Kubernetes namespace as a Service

Hi, I’m from a software development company that also provides application hosting, we haven’t used Kubernetes yet, but intrigued to use it on production after testing it.

We have many customers that have many applications to host. currently the customer orders a VPS (or EC2 servers in a network) and we manage it to host their applications and monitor it. This is kind of a pain because we have so many servers to manage.

My idea is to create a Kubernetes cluster for hosting all of the applications and isolate each customer apps into its own namespaces (with some limits, and specific nodes).

However, we’re not really sure if this is the best practice, most of our apps are stateful and monolithic, how chaotic would it be if the idea implemented?

Since you don’t have experience managing Kubernetes (I assume), perhaps a better idea would be to use a managed-Kubernetes service from AWS (you mentioned EC2). EKS would provide a managed control-plane and if you don’t want to manage any EC2 instances, you may consider using Fargate to deploy your client’s applications.

If you are familiar with IAM policies it may be easier for you to properly isolate your clients applications from each other (and from other’s clients applications). AWS offers its own monitoring services and even Prometheus+Grafana+ELK/OpenSearch, that you may need to deploy to monitor your self-managed cluster and applications.
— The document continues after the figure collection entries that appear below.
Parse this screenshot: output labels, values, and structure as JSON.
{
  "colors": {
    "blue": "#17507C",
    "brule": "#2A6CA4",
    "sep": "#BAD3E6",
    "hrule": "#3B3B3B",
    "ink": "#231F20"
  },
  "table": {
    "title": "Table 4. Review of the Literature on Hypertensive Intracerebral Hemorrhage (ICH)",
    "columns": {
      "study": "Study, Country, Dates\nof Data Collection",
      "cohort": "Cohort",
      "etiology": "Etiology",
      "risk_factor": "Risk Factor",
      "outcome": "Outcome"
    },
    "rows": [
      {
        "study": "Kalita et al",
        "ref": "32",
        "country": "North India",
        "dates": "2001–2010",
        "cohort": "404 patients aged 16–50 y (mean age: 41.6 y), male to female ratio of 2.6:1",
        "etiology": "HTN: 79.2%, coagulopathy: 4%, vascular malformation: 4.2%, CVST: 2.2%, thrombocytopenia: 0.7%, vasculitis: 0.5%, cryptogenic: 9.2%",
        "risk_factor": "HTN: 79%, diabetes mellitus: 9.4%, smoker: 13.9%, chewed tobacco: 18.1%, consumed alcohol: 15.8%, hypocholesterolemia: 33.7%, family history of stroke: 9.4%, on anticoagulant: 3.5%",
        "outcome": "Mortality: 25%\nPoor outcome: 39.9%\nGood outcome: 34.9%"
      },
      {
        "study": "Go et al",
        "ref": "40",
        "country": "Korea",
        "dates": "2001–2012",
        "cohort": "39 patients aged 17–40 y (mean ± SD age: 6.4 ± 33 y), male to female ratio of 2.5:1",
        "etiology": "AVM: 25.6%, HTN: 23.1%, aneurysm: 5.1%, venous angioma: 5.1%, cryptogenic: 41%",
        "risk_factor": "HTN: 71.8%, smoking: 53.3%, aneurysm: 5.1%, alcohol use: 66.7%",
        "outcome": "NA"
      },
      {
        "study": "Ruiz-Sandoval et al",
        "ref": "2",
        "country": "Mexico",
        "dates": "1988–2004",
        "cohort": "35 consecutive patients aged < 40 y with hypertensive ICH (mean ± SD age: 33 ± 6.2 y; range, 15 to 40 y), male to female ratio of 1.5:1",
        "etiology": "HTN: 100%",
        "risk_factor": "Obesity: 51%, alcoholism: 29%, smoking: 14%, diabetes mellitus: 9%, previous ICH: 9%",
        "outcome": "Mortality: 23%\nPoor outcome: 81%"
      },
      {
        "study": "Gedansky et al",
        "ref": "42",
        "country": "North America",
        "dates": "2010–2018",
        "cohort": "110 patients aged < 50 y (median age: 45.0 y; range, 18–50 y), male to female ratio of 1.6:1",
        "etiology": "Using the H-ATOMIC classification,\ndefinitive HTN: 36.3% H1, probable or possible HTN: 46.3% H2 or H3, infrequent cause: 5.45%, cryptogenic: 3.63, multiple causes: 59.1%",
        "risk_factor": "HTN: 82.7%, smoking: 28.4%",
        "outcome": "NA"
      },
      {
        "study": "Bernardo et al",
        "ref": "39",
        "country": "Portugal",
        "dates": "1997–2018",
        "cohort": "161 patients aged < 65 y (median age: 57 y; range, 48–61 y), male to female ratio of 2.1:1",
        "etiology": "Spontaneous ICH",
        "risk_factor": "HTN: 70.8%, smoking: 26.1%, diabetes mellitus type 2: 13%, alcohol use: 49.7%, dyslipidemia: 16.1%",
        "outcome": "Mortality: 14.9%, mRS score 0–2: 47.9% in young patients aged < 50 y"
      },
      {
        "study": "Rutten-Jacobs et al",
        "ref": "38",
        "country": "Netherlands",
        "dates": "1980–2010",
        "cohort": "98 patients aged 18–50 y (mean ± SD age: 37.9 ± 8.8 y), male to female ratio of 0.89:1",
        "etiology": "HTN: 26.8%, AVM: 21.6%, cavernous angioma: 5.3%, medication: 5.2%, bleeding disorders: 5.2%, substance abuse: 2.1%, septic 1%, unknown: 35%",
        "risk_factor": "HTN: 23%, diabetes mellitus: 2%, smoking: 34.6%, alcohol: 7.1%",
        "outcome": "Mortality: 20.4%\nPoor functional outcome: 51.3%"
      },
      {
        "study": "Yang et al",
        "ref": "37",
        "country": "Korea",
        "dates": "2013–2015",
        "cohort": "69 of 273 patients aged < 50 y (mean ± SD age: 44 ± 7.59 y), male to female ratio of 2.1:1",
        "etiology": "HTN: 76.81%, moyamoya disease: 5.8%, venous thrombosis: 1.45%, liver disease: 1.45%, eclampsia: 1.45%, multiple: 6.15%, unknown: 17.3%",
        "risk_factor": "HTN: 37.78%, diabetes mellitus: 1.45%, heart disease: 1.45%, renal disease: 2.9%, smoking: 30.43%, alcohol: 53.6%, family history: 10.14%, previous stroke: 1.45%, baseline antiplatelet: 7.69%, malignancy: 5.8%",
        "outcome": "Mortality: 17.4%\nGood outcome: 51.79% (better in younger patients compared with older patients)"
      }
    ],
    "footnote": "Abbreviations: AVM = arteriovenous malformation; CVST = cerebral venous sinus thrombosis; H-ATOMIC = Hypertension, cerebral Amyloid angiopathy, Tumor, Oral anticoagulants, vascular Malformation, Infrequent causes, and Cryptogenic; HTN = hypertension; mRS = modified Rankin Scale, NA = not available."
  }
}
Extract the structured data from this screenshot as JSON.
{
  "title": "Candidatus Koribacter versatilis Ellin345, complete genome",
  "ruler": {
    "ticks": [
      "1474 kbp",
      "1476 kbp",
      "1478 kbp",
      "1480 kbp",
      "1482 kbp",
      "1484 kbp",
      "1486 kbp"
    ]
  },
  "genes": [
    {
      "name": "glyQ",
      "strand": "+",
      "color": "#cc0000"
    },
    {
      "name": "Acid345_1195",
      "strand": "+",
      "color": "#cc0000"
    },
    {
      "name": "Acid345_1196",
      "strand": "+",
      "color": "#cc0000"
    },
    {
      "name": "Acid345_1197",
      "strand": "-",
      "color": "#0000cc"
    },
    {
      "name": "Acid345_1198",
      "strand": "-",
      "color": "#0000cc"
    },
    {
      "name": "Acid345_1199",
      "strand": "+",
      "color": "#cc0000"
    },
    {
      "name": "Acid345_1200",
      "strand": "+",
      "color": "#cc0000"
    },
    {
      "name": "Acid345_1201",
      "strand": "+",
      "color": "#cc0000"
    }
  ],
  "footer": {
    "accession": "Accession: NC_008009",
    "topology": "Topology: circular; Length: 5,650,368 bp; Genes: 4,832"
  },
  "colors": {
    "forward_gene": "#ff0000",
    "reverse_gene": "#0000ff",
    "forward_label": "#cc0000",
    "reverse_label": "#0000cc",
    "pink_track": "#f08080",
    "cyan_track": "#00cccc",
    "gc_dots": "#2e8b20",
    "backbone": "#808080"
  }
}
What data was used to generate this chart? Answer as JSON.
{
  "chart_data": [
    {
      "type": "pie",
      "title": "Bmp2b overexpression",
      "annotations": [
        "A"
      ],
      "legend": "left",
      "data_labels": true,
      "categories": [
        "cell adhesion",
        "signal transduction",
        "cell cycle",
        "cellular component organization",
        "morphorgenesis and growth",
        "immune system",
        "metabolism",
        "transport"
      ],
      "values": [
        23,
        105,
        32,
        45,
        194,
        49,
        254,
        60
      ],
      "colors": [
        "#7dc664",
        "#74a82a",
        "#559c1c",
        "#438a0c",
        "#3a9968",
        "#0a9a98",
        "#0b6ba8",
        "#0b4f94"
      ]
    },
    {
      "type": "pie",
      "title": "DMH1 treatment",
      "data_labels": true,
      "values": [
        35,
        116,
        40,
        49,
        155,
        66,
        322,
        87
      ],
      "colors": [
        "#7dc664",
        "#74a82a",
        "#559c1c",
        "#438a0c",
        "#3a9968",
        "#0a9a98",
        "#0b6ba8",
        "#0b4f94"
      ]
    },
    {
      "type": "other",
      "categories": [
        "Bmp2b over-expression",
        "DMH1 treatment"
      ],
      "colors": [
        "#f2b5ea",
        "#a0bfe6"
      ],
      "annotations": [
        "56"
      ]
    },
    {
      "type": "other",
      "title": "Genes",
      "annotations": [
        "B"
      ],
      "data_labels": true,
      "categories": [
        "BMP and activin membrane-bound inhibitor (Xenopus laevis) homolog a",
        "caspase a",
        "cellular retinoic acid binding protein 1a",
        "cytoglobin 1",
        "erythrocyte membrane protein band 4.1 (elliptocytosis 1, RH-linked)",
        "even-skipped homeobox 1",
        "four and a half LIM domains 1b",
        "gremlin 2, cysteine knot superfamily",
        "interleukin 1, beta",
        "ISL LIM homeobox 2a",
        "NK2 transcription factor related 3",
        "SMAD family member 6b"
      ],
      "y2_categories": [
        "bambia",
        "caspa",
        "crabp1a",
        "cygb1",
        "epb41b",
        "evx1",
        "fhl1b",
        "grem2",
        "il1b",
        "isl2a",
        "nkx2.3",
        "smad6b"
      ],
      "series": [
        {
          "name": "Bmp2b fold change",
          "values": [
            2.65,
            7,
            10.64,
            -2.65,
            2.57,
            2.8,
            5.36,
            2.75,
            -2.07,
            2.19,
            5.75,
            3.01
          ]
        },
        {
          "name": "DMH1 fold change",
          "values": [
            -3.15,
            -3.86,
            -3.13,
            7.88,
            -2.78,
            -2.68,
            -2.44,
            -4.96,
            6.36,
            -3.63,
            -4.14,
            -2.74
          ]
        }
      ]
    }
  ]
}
You can fully isolate applications in your self-managed cluster, but it requires you to have some knowledge on Network Policies and RBAC. Namespaces on its own does not always isolate applications between them (depends on configuration). This is old (2016), but in Kubernetes Namespaces: use cases and insights one of the reasons not to use Namespaces is:

In some circumstances Kubernetes Namespaces will not provide the isolation that you need. This may be due to geographical, billing or security factors. For all the benefits of the logical partitioning of namespaces, there is currently no ability to enforce the partitioning. Any user or resource in a Kubernetes cluster may access any other resource in the cluster regardless of namespace. So, if you need to protect or isolate resources, the ultimate namespace is a separate Kubernetes cluster against which you may apply your regular security|ACL controls.

In 2017, Kubernetes 1.8, Network Policies provided “the ability to enforce the partitioning” (that was lacking in the previously mentioned article from 2016) but you have to configure them as the Default policies:

By default, if no policies exist in a namespace, then all ingress and egress traffic is allowed to and from pods in that namespace.

If you want to move away from managing “so many servers”, you will be changing managing “many EC2” instances to managing “many EC2” instances (in your self-managed cluster) and having to deal with Kubernetes.

My advice would be to focus on your core business (coding) and use a managed Kubernetes service from your favorite hyperscaler (AWS/Azure/GCP).